Es handelt sich um die größte Aktionen in der laufenden Tarifauseinandersetzung. Die Gewerkschaften fordern sechs Prozent mehr Geld, mindestens aber 200 Euro mehr pro Monat. Die Tarifgemeinschaft der Länder lehnt das ab, hat aber selbst noch kein Angebot vorgelegt. Die ersten beiden Verhandlungsrunden verliefen ergebnislos. Die Gespräche werden am Donnerstag in Potsdam fortgesetzt. "Im letzten Jahr haben die Länder insgesamt über 20 Milliarden Euro zusätzlich eingenommen", sagte Fries, "Hamburg hatte im letzten Jahr über eine Milliarde an Mehreinnahmen, in den letzten vier Jahren insgesamt über 3 Milliarden Euro. Her mit dem Geld, lieber Senat! Herr Tschentscher, rücken Sie die Kohle raus! Wenn es zu keinem Ergebnis kommt, dann können wir noch mehr. Das ist ein Versprechen.“
Kliniken und Ministerien in Kiel lahmgelegt
In Kiel zogen etwa 800 Beschäftigte vom Gewerkschaftshaus an der Legienstraße zum Asmus-Bremer-Platz. Daran beteiligte sich neben Verdi und GEW auch die Gewerkschaft der Polizei. Außerdem gab es im ganzen Land regionale Kundgebungen. In Schleswig-Holstein waren unter anderem das Uni-Klinikum Schleswig-Holstein mit den Standorten Kiel und Lübeck, sämtliche Landesverwaltungen einschließlich der Ministerien, das Gebäudemanagement Schleswig-Holstein sowie das Landeslabor in Neumünster betroffen, sagte ein Verdi-Sprecher.

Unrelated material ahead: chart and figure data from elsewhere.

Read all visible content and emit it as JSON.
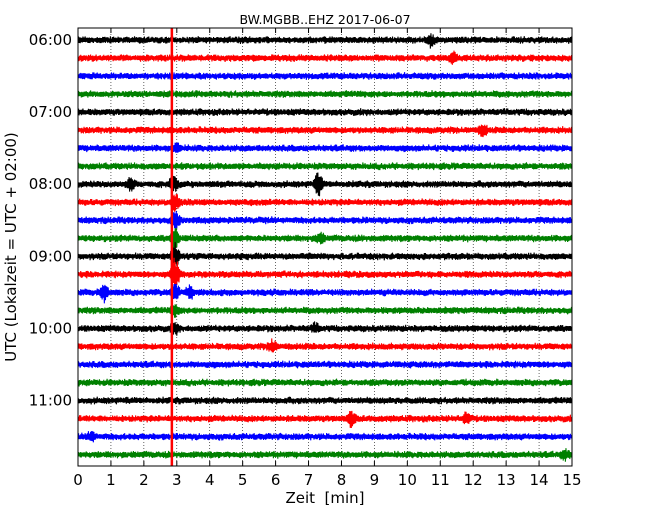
{
  "chart_data": {
    "type": "line",
    "title": "BW.MGBB..EHZ 2017-06-07",
    "xlabel": "Zeit  [min]",
    "ylabel": "UTC (Lokalzeit = UTC + 02:00)",
    "xlim": [
      0,
      15
    ],
    "x_ticks": [
      "0",
      "1",
      "2",
      "3",
      "4",
      "5",
      "6",
      "7",
      "8",
      "9",
      "10",
      "11",
      "12",
      "13",
      "14",
      "15"
    ],
    "y_ticks": [
      "06:00",
      "07:00",
      "08:00",
      "09:00",
      "10:00",
      "11:00"
    ],
    "grid": "vertical-dotted",
    "trace_interval_min": 15,
    "trace_count": 24,
    "trace_colors": [
      "#000000",
      "#ff0000",
      "#0000ff",
      "#008000"
    ],
    "marker_line": {
      "x": 2.85,
      "color": "#ff0000"
    },
    "series": [
      {
        "start": "06:00",
        "events": [
          [
            10.7,
            1.0
          ]
        ]
      },
      {
        "start": "06:15",
        "events": [
          [
            11.4,
            1.1
          ]
        ]
      },
      {
        "start": "06:30",
        "events": []
      },
      {
        "start": "06:45",
        "events": []
      },
      {
        "start": "07:00",
        "events": []
      },
      {
        "start": "07:15",
        "events": [
          [
            12.3,
            1.0
          ]
        ]
      },
      {
        "start": "07:30",
        "events": [
          [
            3.0,
            0.8
          ]
        ]
      },
      {
        "start": "07:45",
        "events": []
      },
      {
        "start": "08:00",
        "events": [
          [
            1.6,
            1.1
          ],
          [
            7.3,
            2.2
          ],
          [
            2.9,
            1.4
          ]
        ]
      },
      {
        "start": "08:15",
        "events": [
          [
            2.95,
            1.6
          ]
        ]
      },
      {
        "start": "08:30",
        "events": [
          [
            2.95,
            1.8
          ]
        ]
      },
      {
        "start": "08:45",
        "events": [
          [
            7.35,
            0.9
          ],
          [
            2.95,
            1.9
          ]
        ]
      },
      {
        "start": "09:00",
        "events": [
          [
            2.95,
            2.4
          ]
        ]
      },
      {
        "start": "09:15",
        "events": [
          [
            2.95,
            3.2
          ]
        ]
      },
      {
        "start": "09:30",
        "events": [
          [
            0.8,
            1.6
          ],
          [
            2.95,
            1.9
          ],
          [
            3.4,
            1.0
          ]
        ]
      },
      {
        "start": "09:45",
        "events": [
          [
            2.95,
            1.0
          ]
        ]
      },
      {
        "start": "10:00",
        "events": [
          [
            2.95,
            0.9
          ],
          [
            7.2,
            0.7
          ]
        ]
      },
      {
        "start": "10:15",
        "events": [
          [
            5.9,
            1.2
          ]
        ]
      },
      {
        "start": "10:30",
        "events": []
      },
      {
        "start": "10:45",
        "events": []
      },
      {
        "start": "11:00",
        "events": []
      },
      {
        "start": "11:15",
        "events": [
          [
            8.3,
            1.3
          ],
          [
            11.8,
            1.0
          ]
        ]
      },
      {
        "start": "11:30",
        "events": [
          [
            0.4,
            0.9
          ]
        ]
      },
      {
        "start": "11:45",
        "events": [
          [
            14.8,
            0.8
          ]
        ]
      }
    ]
  }
}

Etwa 1800 Beschäftigte befanden sich im Ausstand. Im Norden sind laut Verdi 30 000 Arbeitnehmer und 43 000 Beamte betroffen.
Schulen nur teilweise betroffen
Unterrichtsausfälle in den Schulen waren kein Thema, weil nur ein kleiner Teil der Lehrer Angestellte sind und verbeamtete Lehrer nicht streiken dürfen. Auch die meisten Kitas waren vom Warnstreik nicht betroffen. Ausnahmen waren die Kitas des Studentenwerks an den Hochschulstandorten Kiel, Lübeck und Flensburg. In Hamburg fiel die soziale Betreuung in Schulen weitgehend aus, weil die betreffenden Bediensteten Angestellte mit Streikrecht sind.